报告1：Strength Statistics of Single Crystals and Metallic Glasses under Small Stressed Volumes
主 持 人：高志文 副教授
The plastic deformation of crystalline and amorphous metals/alloys shows a general trend of "smaller is stronger". However, most studies have been focused on finding and reasoning the scaling slope or exponent in the logarithmic plot of strength versus size. Here we show that the universal picture should rather be the thermally activated nucleation mechanisms in small stressed volume, the stochastic behavior as to find the weakest links in intermediate sizes of the stressed volume, and the convolution of these two mechanisms with respect to variables such as indenter radius in nanoindentation pop-in, crystallographic orientation, pre-strain level, sample length as in uniaxial tests, and others. Experiments that cover the entire spectrum of length scales and a unified model that treats both thermal activation and spatial stochasticity have discovered new perspectives in understanding and correlating the strength statistics in a vast of observations in nanoindentation, micro-pillar compression, and fiber/whisker tension tests of single crystals and metallic glasses.

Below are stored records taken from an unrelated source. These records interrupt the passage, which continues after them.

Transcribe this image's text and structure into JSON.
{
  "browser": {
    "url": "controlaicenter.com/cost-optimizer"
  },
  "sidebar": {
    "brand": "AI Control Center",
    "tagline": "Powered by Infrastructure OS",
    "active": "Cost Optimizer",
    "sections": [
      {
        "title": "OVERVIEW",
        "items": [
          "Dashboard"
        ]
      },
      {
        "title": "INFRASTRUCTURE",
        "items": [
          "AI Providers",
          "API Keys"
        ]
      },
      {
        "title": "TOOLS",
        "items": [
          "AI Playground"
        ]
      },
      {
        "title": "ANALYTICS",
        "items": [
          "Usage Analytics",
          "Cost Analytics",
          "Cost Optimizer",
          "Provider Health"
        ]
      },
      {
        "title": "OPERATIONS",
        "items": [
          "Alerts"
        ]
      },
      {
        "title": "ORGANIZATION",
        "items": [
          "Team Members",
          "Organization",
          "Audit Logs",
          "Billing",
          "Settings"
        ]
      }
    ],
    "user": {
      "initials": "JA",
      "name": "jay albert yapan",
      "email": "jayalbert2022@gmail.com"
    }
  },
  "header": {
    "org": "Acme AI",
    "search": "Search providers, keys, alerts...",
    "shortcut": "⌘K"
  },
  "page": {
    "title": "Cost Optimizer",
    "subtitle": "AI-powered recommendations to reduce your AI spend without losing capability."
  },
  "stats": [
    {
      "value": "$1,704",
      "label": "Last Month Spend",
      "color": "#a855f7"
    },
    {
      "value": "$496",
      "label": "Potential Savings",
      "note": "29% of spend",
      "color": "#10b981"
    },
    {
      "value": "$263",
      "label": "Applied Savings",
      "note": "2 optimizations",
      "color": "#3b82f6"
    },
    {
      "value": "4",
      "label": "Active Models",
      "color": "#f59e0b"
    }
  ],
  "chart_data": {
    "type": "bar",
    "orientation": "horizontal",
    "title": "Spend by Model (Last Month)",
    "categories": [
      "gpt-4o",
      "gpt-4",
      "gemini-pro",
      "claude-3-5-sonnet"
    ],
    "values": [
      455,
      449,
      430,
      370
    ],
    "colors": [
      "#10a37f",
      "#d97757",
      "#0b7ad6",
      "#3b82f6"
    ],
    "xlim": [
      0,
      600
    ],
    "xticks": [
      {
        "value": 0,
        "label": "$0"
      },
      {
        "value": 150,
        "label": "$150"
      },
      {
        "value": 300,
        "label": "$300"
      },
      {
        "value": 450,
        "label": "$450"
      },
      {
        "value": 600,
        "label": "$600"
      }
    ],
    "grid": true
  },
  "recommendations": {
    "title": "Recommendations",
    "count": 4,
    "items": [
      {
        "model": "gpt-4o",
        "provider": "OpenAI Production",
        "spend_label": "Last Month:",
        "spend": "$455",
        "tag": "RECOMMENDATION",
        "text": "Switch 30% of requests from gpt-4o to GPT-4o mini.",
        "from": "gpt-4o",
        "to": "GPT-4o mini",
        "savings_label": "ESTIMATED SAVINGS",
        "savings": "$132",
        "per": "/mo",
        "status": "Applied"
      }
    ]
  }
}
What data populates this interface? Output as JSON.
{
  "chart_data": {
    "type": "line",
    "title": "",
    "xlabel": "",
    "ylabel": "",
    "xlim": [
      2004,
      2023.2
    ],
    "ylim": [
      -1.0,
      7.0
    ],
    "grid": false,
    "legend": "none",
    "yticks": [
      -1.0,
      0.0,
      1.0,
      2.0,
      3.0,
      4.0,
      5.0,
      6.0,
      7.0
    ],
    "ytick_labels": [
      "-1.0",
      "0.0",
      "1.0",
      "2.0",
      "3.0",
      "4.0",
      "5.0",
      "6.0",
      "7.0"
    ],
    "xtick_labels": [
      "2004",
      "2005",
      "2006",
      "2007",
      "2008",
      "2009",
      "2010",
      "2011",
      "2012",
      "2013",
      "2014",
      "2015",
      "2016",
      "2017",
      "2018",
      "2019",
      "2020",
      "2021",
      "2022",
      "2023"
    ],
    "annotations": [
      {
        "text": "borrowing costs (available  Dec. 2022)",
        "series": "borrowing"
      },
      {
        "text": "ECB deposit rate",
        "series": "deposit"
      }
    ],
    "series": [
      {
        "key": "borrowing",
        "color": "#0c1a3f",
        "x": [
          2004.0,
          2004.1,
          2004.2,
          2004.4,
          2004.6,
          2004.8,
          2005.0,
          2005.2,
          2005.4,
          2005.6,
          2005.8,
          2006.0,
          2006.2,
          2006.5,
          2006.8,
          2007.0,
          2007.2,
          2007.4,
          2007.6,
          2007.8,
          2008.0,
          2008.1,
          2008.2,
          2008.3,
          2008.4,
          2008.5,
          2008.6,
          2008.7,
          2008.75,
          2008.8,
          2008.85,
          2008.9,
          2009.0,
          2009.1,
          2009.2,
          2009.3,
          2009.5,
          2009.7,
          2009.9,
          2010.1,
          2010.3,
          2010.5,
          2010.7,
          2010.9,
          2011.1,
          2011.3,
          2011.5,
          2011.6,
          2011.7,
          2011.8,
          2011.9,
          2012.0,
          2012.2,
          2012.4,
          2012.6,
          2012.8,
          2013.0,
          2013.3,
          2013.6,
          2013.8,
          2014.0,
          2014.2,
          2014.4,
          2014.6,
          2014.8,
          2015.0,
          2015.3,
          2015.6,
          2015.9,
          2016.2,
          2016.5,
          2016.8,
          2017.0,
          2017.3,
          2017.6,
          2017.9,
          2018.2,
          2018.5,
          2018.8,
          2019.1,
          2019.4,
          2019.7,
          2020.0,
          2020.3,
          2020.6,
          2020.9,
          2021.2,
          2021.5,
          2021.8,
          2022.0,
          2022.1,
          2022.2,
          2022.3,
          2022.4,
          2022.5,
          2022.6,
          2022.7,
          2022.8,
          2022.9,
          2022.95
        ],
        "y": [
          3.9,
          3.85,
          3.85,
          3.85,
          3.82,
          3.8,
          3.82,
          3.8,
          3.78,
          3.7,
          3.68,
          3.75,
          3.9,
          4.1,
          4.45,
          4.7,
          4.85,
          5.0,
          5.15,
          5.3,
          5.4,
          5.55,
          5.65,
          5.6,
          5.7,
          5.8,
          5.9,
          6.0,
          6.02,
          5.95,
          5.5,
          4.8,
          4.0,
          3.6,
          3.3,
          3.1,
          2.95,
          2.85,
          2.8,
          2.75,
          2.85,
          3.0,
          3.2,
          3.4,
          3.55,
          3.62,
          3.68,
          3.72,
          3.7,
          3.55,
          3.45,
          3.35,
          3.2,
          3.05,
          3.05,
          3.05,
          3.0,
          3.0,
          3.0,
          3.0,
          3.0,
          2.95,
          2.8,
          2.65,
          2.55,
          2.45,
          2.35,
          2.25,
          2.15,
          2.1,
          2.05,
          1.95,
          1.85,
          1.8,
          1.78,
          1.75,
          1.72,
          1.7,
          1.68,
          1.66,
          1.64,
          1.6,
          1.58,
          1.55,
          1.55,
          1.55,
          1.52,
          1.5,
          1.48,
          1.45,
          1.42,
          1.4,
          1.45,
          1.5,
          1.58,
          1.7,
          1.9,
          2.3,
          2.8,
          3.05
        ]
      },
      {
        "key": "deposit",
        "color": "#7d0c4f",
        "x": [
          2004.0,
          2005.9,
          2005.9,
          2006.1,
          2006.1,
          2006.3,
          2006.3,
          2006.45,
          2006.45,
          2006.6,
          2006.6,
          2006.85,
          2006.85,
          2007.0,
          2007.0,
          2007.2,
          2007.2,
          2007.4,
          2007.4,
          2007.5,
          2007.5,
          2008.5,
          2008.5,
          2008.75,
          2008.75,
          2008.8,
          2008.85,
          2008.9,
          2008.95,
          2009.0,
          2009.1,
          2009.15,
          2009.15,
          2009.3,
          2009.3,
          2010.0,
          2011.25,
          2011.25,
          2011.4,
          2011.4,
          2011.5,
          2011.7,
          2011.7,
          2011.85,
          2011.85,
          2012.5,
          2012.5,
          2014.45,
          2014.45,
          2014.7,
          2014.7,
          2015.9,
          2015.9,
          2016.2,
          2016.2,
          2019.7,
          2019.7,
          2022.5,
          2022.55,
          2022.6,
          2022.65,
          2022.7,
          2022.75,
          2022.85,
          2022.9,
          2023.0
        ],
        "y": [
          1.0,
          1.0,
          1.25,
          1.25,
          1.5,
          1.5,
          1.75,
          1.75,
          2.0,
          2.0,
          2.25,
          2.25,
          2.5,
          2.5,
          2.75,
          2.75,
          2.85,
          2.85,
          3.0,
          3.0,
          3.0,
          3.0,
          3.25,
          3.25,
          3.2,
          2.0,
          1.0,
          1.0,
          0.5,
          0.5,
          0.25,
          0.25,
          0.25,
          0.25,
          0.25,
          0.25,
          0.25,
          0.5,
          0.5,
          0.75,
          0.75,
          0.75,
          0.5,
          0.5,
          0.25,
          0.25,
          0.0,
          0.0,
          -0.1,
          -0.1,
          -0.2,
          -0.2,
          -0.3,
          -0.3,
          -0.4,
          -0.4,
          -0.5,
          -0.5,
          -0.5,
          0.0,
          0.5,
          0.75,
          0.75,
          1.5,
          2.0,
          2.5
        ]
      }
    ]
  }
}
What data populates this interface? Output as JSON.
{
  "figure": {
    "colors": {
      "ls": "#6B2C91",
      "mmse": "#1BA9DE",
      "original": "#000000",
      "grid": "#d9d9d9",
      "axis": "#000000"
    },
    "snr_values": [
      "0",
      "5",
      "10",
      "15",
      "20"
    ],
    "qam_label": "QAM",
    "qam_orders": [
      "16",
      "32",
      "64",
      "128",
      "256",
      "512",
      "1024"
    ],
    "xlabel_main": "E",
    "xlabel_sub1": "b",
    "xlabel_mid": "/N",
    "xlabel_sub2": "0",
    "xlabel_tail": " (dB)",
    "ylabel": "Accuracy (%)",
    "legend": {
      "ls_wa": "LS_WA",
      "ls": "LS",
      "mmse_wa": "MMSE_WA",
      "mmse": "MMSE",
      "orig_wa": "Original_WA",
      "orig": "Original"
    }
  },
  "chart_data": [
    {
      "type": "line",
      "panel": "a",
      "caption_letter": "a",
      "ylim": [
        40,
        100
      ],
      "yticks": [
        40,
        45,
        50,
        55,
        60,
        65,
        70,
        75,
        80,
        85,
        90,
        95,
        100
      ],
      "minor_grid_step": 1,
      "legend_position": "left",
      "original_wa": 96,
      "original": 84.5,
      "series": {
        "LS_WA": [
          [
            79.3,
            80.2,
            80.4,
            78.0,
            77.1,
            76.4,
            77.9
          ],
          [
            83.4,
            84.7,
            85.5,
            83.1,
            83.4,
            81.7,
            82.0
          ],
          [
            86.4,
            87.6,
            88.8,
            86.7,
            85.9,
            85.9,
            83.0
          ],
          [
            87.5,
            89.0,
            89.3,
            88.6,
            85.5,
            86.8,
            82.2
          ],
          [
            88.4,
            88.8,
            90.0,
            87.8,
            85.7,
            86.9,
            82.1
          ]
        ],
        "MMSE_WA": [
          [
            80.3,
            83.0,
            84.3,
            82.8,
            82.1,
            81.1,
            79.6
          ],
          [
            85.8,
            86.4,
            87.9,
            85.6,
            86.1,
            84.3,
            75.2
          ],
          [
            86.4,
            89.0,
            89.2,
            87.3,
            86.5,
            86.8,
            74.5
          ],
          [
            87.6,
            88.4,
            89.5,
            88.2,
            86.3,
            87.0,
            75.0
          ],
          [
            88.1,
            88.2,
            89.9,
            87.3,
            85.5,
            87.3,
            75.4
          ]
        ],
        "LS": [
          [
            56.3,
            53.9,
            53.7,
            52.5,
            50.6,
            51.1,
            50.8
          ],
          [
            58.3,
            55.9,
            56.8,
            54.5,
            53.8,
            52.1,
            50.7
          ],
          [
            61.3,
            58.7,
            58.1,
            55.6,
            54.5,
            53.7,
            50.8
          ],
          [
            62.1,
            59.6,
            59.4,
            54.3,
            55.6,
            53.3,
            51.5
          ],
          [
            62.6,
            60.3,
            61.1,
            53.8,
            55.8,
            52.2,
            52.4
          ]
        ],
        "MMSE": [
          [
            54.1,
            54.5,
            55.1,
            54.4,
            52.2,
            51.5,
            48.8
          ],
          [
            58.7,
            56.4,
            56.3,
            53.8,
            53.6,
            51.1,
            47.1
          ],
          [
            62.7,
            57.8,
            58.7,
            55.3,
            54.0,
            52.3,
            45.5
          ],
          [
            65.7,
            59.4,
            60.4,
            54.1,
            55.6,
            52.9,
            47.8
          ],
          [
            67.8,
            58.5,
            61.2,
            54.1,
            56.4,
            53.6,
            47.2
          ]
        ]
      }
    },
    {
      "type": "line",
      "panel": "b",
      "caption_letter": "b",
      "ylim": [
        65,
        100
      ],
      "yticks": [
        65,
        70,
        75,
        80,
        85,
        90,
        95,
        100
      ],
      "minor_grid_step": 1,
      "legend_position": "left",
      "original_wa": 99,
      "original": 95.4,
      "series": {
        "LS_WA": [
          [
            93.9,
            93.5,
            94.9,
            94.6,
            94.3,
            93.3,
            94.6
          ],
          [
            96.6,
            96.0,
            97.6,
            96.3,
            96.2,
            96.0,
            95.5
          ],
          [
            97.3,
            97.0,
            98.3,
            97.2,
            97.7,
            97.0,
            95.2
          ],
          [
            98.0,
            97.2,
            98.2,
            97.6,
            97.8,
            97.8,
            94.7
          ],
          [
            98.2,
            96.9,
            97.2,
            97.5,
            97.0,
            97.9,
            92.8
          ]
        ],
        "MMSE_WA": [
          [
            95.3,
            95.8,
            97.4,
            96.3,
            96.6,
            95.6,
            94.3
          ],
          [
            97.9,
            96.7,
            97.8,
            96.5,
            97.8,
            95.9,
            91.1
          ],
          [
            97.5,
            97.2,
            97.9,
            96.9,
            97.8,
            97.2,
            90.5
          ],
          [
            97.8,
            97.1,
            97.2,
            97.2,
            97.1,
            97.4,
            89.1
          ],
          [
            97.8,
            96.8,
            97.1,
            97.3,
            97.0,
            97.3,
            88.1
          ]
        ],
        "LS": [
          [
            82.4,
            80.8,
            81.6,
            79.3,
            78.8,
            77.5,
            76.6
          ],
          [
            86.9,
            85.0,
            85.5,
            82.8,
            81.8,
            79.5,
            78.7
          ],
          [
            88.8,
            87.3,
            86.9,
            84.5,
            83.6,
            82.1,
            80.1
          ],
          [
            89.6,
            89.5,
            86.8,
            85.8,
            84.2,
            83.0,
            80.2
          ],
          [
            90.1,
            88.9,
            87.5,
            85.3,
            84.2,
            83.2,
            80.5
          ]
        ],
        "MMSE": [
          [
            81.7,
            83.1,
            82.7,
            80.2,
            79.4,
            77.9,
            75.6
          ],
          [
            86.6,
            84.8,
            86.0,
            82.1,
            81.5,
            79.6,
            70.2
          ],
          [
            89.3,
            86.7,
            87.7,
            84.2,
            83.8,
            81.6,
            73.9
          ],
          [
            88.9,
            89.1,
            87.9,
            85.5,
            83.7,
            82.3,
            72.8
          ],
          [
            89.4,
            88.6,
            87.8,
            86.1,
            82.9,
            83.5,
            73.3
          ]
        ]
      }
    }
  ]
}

报告2：Nanomechanics of Atomic Friction
主 持 人：高志文 副教授
For well-defined contacts with sizes less than hundreds of nanometers, the friction force-displacement curves are characterized by the stick-slip behavior, which are very sensitive to surface atomic structure, lattice mismatch or incommensurability, sliding velocity, surrounding temperature, to name a few. While the stick-slip behavior can be modeled by the one-degree-of-freedom Tomlinson model, it cannot explain the role of lattice structure and interface defects. Molecular simulations, on the other hand, suffer the temporal limitations and thus have difficulties in modeling the dependence on velocity and temperature. In this work, a Peierls-type model is developed which views the sliding process as the initiation and gliding passage of interface dislocations with diffused cores. The dependence of the friction behavior on the contact size is naturally due to the introduction of the dislocation core size. The spatially inhomogeneous nature of rate-limiting processes is successfully determined, from which a quantitative comparison to the thermally activated friction behavior can be made. A number of experiments in literature will be compared.
主 持 人：高志文 副教授
Yanfei Gao is a Professor at Department of Materials Science and Engineering, University of Tennessee, USA. He received his BS degree in Engineering Mechanics and a dual BS degree in Computer Science from Tsinghua University in 1999, and PhD from Princeton (advised by Prof. Zhigang Suo) in 2003. After a two-year post-doctoral training at Brown University, he joined the University of Tennessee and Oak Ridge National Laboratory in 2005. His research activities have been focusing on deformation and failure of advanced structural materials such as metallic glasses, superalloys, high entropy alloys, and structural ceramics. He has published more than 120 journal papers, many of which are in Journal of the Mechanics and Physics of Solids and Acta Materialia. His research has been mostly sponsored by the US National Science Foundation and Department of Energy.